Studt v. Studt

HENDERSON, Justice

(specially concurring in part, dissenting in part).

Via a remand, this case will be redecided by the trial court, who heard all of the evidence, without benefit of taking new evidence. To a very limited extent, I agree with the remand.

I.

Reviewing this case, it becomes very apparent that the trial judge made an equitable decision and that he should, substantively and spiritually, be affirmed, with the exception of an error in the valuation of some personal property. The majority opinion finds no error in the valuation of real property. Therefore, some discrepancies in bank accounts and insurance policies must be reexamined as well as the value of certain grain. In my opinion, although this might change the figures, it does not trigger a broad reshifting of an award of assets. A valuation of marital assets might well produce different arithmetic but it does not destroy a well-founded judicial conceptualization of an award to each party. Obviously, the trial court must redetermine value of personal property incorrectly evaluated, but it does not have to reevaluate every item of personal property which was correctly evaluated. There is no reason to march the troops up the hill to again march them down.

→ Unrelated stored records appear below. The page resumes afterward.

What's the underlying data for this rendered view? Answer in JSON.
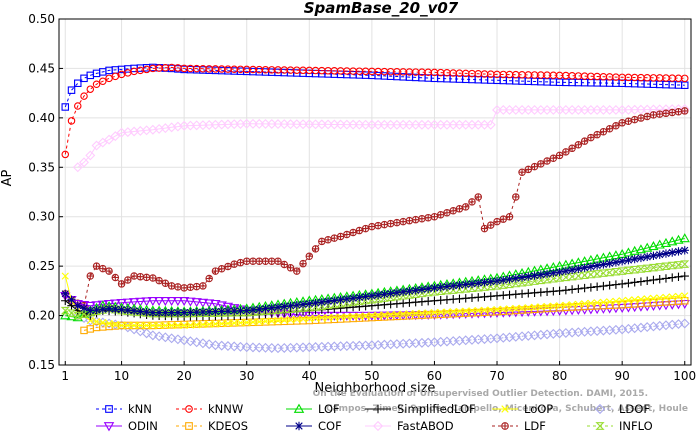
{
  "chart_data": {
    "type": "line",
    "title": "SpamBase_20_v07",
    "xlabel": "Neighborhood size",
    "ylabel": "AP",
    "xlim": [
      0,
      101
    ],
    "ylim": [
      0.15,
      0.5
    ],
    "x_ticks": [
      1,
      10,
      20,
      30,
      40,
      50,
      60,
      70,
      80,
      90,
      100
    ],
    "y_ticks": [
      0.15,
      0.2,
      0.25,
      0.3,
      0.35,
      0.4,
      0.45,
      0.5
    ],
    "grid": true,
    "legend_position": "bottom",
    "credit": [
      "Campos, Zimek, Sander, Campello, Micenkova, Schubert, Assent, Houle",
      "On the Evaluation of Unsupervised Outlier Detection. DAMI, 2015."
    ],
    "series": [
      {
        "name": "kNN",
        "color": "#0000ff",
        "marker": "square",
        "line": "dashed",
        "points": [
          [
            1,
            0.411
          ],
          [
            2,
            0.428
          ],
          [
            3,
            0.435
          ],
          [
            4,
            0.44
          ],
          [
            5,
            0.443
          ],
          [
            6,
            0.445
          ],
          [
            8,
            0.448
          ],
          [
            10,
            0.449
          ],
          [
            12,
            0.45
          ],
          [
            15,
            0.451
          ],
          [
            18,
            0.45
          ],
          [
            20,
            0.449
          ],
          [
            25,
            0.448
          ],
          [
            30,
            0.447
          ],
          [
            40,
            0.445
          ],
          [
            50,
            0.443
          ],
          [
            60,
            0.44
          ],
          [
            70,
            0.438
          ],
          [
            80,
            0.436
          ],
          [
            90,
            0.435
          ],
          [
            100,
            0.433
          ]
        ]
      },
      {
        "name": "kNNW",
        "color": "#ff0000",
        "marker": "circle",
        "line": "dashed",
        "points": [
          [
            1,
            0.363
          ],
          [
            2,
            0.397
          ],
          [
            3,
            0.412
          ],
          [
            4,
            0.422
          ],
          [
            5,
            0.429
          ],
          [
            6,
            0.434
          ],
          [
            8,
            0.44
          ],
          [
            10,
            0.444
          ],
          [
            12,
            0.447
          ],
          [
            15,
            0.45
          ],
          [
            18,
            0.451
          ],
          [
            20,
            0.45
          ],
          [
            30,
            0.449
          ],
          [
            40,
            0.448
          ],
          [
            50,
            0.447
          ],
          [
            60,
            0.446
          ],
          [
            70,
            0.444
          ],
          [
            80,
            0.443
          ],
          [
            90,
            0.441
          ],
          [
            100,
            0.44
          ]
        ]
      },
      {
        "name": "LOF",
        "color": "#00dd00",
        "marker": "triangle",
        "line": "solid",
        "points": [
          [
            1,
            0.2
          ],
          [
            3,
            0.198
          ],
          [
            5,
            0.205
          ],
          [
            7,
            0.21
          ],
          [
            10,
            0.208
          ],
          [
            15,
            0.205
          ],
          [
            20,
            0.204
          ],
          [
            25,
            0.205
          ],
          [
            30,
            0.207
          ],
          [
            40,
            0.215
          ],
          [
            50,
            0.222
          ],
          [
            60,
            0.23
          ],
          [
            70,
            0.238
          ],
          [
            80,
            0.25
          ],
          [
            90,
            0.262
          ],
          [
            100,
            0.278
          ]
        ]
      },
      {
        "name": "SimplifiedLOF",
        "color": "#000000",
        "marker": "plus",
        "line": "solid",
        "points": [
          [
            1,
            0.215
          ],
          [
            3,
            0.205
          ],
          [
            5,
            0.2
          ],
          [
            7,
            0.205
          ],
          [
            10,
            0.204
          ],
          [
            15,
            0.2
          ],
          [
            20,
            0.199
          ],
          [
            30,
            0.2
          ],
          [
            40,
            0.205
          ],
          [
            50,
            0.21
          ],
          [
            60,
            0.215
          ],
          [
            70,
            0.22
          ],
          [
            80,
            0.225
          ],
          [
            90,
            0.232
          ],
          [
            100,
            0.24
          ]
        ]
      },
      {
        "name": "LoOP",
        "color": "#ffff00",
        "marker": "x",
        "line": "solid",
        "points": [
          [
            1,
            0.24
          ],
          [
            2,
            0.215
          ],
          [
            3,
            0.205
          ],
          [
            5,
            0.195
          ],
          [
            10,
            0.19
          ],
          [
            20,
            0.19
          ],
          [
            30,
            0.193
          ],
          [
            40,
            0.197
          ],
          [
            50,
            0.2
          ],
          [
            60,
            0.203
          ],
          [
            70,
            0.206
          ],
          [
            80,
            0.21
          ],
          [
            90,
            0.215
          ],
          [
            100,
            0.22
          ]
        ]
      },
      {
        "name": "LDOF",
        "color": "#aaaaee",
        "marker": "diamond",
        "line": "dotted",
        "points": [
          [
            3,
            0.2
          ],
          [
            5,
            0.195
          ],
          [
            10,
            0.19
          ],
          [
            15,
            0.18
          ],
          [
            20,
            0.175
          ],
          [
            25,
            0.17
          ],
          [
            30,
            0.168
          ],
          [
            35,
            0.167
          ],
          [
            40,
            0.168
          ],
          [
            50,
            0.17
          ],
          [
            60,
            0.173
          ],
          [
            70,
            0.177
          ],
          [
            80,
            0.182
          ],
          [
            90,
            0.186
          ],
          [
            100,
            0.192
          ]
        ]
      },
      {
        "name": "ODIN",
        "color": "#9900ff",
        "marker": "triangle-down",
        "line": "solid",
        "points": [
          [
            1,
            0.22
          ],
          [
            3,
            0.212
          ],
          [
            5,
            0.21
          ],
          [
            8,
            0.212
          ],
          [
            10,
            0.213
          ],
          [
            15,
            0.215
          ],
          [
            20,
            0.215
          ],
          [
            25,
            0.212
          ],
          [
            30,
            0.205
          ],
          [
            40,
            0.2
          ],
          [
            50,
            0.2
          ],
          [
            60,
            0.201
          ],
          [
            70,
            0.203
          ],
          [
            80,
            0.205
          ],
          [
            90,
            0.208
          ],
          [
            100,
            0.212
          ]
        ]
      },
      {
        "name": "KDEOS",
        "color": "#ffaa00",
        "marker": "square",
        "line": "dashed",
        "points": [
          [
            4,
            0.185
          ],
          [
            6,
            0.188
          ],
          [
            10,
            0.19
          ],
          [
            15,
            0.19
          ],
          [
            20,
            0.191
          ],
          [
            30,
            0.193
          ],
          [
            40,
            0.195
          ],
          [
            50,
            0.198
          ],
          [
            60,
            0.201
          ],
          [
            70,
            0.204
          ],
          [
            80,
            0.208
          ],
          [
            90,
            0.211
          ],
          [
            100,
            0.215
          ]
        ]
      },
      {
        "name": "COF",
        "color": "#000088",
        "marker": "star",
        "line": "solid",
        "points": [
          [
            1,
            0.222
          ],
          [
            3,
            0.21
          ],
          [
            5,
            0.205
          ],
          [
            8,
            0.207
          ],
          [
            10,
            0.206
          ],
          [
            15,
            0.203
          ],
          [
            20,
            0.203
          ],
          [
            30,
            0.205
          ],
          [
            40,
            0.212
          ],
          [
            50,
            0.22
          ],
          [
            60,
            0.228
          ],
          [
            70,
            0.235
          ],
          [
            80,
            0.244
          ],
          [
            90,
            0.255
          ],
          [
            100,
            0.266
          ]
        ]
      },
      {
        "name": "FastABOD",
        "color": "#ffccff",
        "marker": "diamond",
        "line": "solid",
        "points": [
          [
            3,
            0.35
          ],
          [
            4,
            0.355
          ],
          [
            5,
            0.362
          ],
          [
            6,
            0.372
          ],
          [
            8,
            0.378
          ],
          [
            10,
            0.385
          ],
          [
            15,
            0.388
          ],
          [
            20,
            0.392
          ],
          [
            25,
            0.393
          ],
          [
            30,
            0.394
          ],
          [
            50,
            0.393
          ],
          [
            60,
            0.393
          ],
          [
            69,
            0.393
          ],
          [
            70,
            0.408
          ],
          [
            80,
            0.408
          ],
          [
            90,
            0.408
          ],
          [
            100,
            0.409
          ]
        ]
      },
      {
        "name": "LDF",
        "color": "#aa2222",
        "marker": "circle-plus",
        "line": "dashed",
        "points": [
          [
            1,
            0.222
          ],
          [
            2,
            0.215
          ],
          [
            4,
            0.21
          ],
          [
            5,
            0.24
          ],
          [
            6,
            0.25
          ],
          [
            8,
            0.245
          ],
          [
            10,
            0.232
          ],
          [
            12,
            0.24
          ],
          [
            15,
            0.238
          ],
          [
            18,
            0.23
          ],
          [
            20,
            0.228
          ],
          [
            23,
            0.23
          ],
          [
            25,
            0.245
          ],
          [
            28,
            0.252
          ],
          [
            30,
            0.255
          ],
          [
            35,
            0.255
          ],
          [
            38,
            0.245
          ],
          [
            40,
            0.26
          ],
          [
            42,
            0.275
          ],
          [
            45,
            0.28
          ],
          [
            50,
            0.29
          ],
          [
            55,
            0.295
          ],
          [
            60,
            0.3
          ],
          [
            65,
            0.31
          ],
          [
            67,
            0.32
          ],
          [
            68,
            0.288
          ],
          [
            70,
            0.295
          ],
          [
            72,
            0.3
          ],
          [
            73,
            0.32
          ],
          [
            74,
            0.345
          ],
          [
            80,
            0.362
          ],
          [
            85,
            0.38
          ],
          [
            90,
            0.395
          ],
          [
            95,
            0.403
          ],
          [
            100,
            0.407
          ]
        ]
      },
      {
        "name": "INFLO",
        "color": "#99dd33",
        "marker": "hourglass",
        "line": "dashed",
        "points": [
          [
            1,
            0.205
          ],
          [
            3,
            0.2
          ],
          [
            5,
            0.203
          ],
          [
            8,
            0.207
          ],
          [
            10,
            0.205
          ],
          [
            15,
            0.202
          ],
          [
            20,
            0.202
          ],
          [
            30,
            0.203
          ],
          [
            40,
            0.208
          ],
          [
            50,
            0.216
          ],
          [
            60,
            0.224
          ],
          [
            70,
            0.23
          ],
          [
            80,
            0.238
          ],
          [
            90,
            0.245
          ],
          [
            100,
            0.252
          ]
        ]
      }
    ]
  }
}
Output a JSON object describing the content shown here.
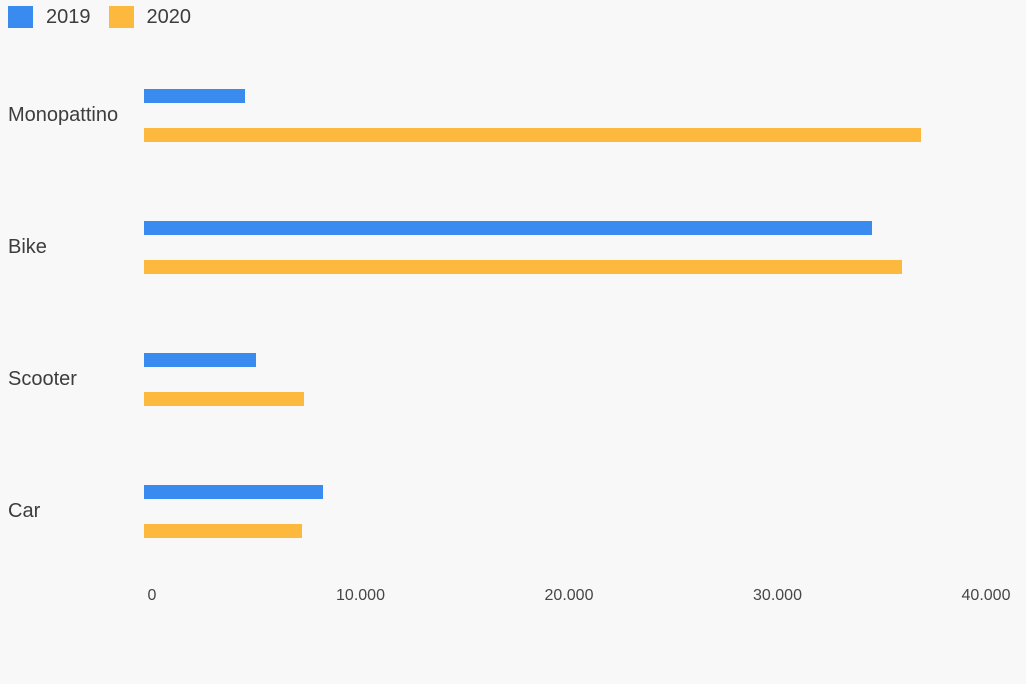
{
  "background": "#f8f8f8",
  "text_color": "#3d3d3d",
  "axis_text_color": "#464646",
  "legend": {
    "items": [
      {
        "label": "2019",
        "color": "#398bf0"
      },
      {
        "label": "2020",
        "color": "#fdb93e"
      }
    ]
  },
  "chart_data": {
    "type": "bar",
    "orientation": "horizontal",
    "title": "",
    "xlabel": "",
    "ylabel": "",
    "categories": [
      "Monopattino",
      "Bike",
      "Scooter",
      "Car"
    ],
    "series": [
      {
        "name": "2019",
        "color": "#398bf0",
        "values": [
          4800,
          34600,
          5300,
          8500
        ]
      },
      {
        "name": "2020",
        "color": "#fdb93e",
        "values": [
          36900,
          36000,
          7600,
          7500
        ]
      }
    ],
    "xlim": [
      0,
      40000
    ],
    "x_ticks": [
      0,
      10000,
      20000,
      30000,
      40000
    ],
    "x_tick_labels": [
      "0",
      "10.000",
      "20.000",
      "30.000",
      "40.000"
    ],
    "grid": false,
    "legend_position": "top-left"
  }
}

Therefore, I perceive the role of the trial judge, insofar as an award of marital assets is concerned, to be minor, as distinguished from major, legal surgery. Essentially, I am specially concurring on Issues I and II in the majority opinion, expressing that there has been no abuse of discretion; rather, there are some technical computations to be made. Appellant would have us reach for abuse of discretion in the award, and it is simply not there. Booth v. Booth, 354 N.W.2d 924, 927 (S.D.1984).

II.

There has been no abuse of discretion by the trial court on rehabilitative alimony. It is noted by this writer that the majority attributes the trial judge with careful consideration in awarding rehabilitative alimony. Although the majority opinion takes no position on the rehabilitative alimony award as being “excessive or insufficient,” I do. An award of $400 per month for a period of three years under the circumstances of this case * is no abuse of discretion. Such an award amounts to $14,400 in three years. It appears that the trial judge adequately considered all factors in deciding an amount of rehabilitative alimony and a period of years. I specially concur on rehabilitative alimony to additionally express that Rebecca has a far better education than Roger. She deserted the Presho family farmhold to go to Pierre, our State capital. She has excellent health, and is competent to earn a good living, both as an employee for the State of South Dakota or in private enterprise. She can further enhance her vocational skills which are now marketable. The trial judge generously helped her in this regard and the limited mistakes in personal property evaluations should not trigger a new conceptualization. True, the alimony must be considered together with the property award. Krage v. Krage, 329 N.W.2d 878 (S.D.1983). How*646ever, the errors in the personal property-should spawn more cash for the appellant; hence, the trial court could logically consider a diminution in rehabilitative alimony. Nonetheless, the conceptualization on the rehabilitation alimony award is marked by the trial court’s “careful consideration” in that respect.

III.

As to child support, the majority’s analysis utilizes an unconstitutionally narrow interpretation of SDCL 25-7-7, particularly where the trial court’s child support award is measured against the guidelines provided in that statute. This Court’s standard of review of child support awards cannot be so tightly constricted. See, e.g., Peterson v. Peterson, 434 N.W.2d 732, 739-41 (S.D.1989) (Henderson, J., concurring in part, concurring in result in part); Feltman v. Feltman, 434 N.W.2d 590, 593-94 (S.D.1989) (Henderson, J., dissenting); Donohue v. Getman, 432 N.W.2d 281, 283-85 (S.D.1988) (Henderson, J., specially concurring); Bruning v. Jeffries, 422 N.W.2d 579, 582-84 (S.D.1988) (Henderson, J., concurring in result). Such guidelines should be just that, guidelines. Tesch v. Tesch, 399 N.W.2d 880, 884 (S.D.1987). There was no abuse of discretion in the child support award. It appears the trial court carefully considered the average net income of these parties, and based the child support on that income. I would not require the trial judge to jump through a depreciation or C.P.A. hoop when his decision makes sense in the first instance. The abuse of discretion test (old settled caselaw) was not abolished by the child support guidelines, Bruning, supra. Therefore, I would not remand the child support award on that issue.

She has worked in the State Library in the State capital and a banking institution. Father is a farmer. He dropped out of high school in the ninth grade to devote himself to the family farm. His record, his work ethic, is one of working mornings, days, and late nights to make the family farm a producing unit. Per testimony, he had a reputation of being easygoing, nonviolent and loving to his family. She dubbed him, per testimony, a workaholic. Her conduct was tumultuous in the home, and she eventually kicked the windshield out of a pickup. Ultimately, she employed a psychologist, reflecting that she desired to be liberated. She refused marriage counseling and opted for personal counseling with her psychologist.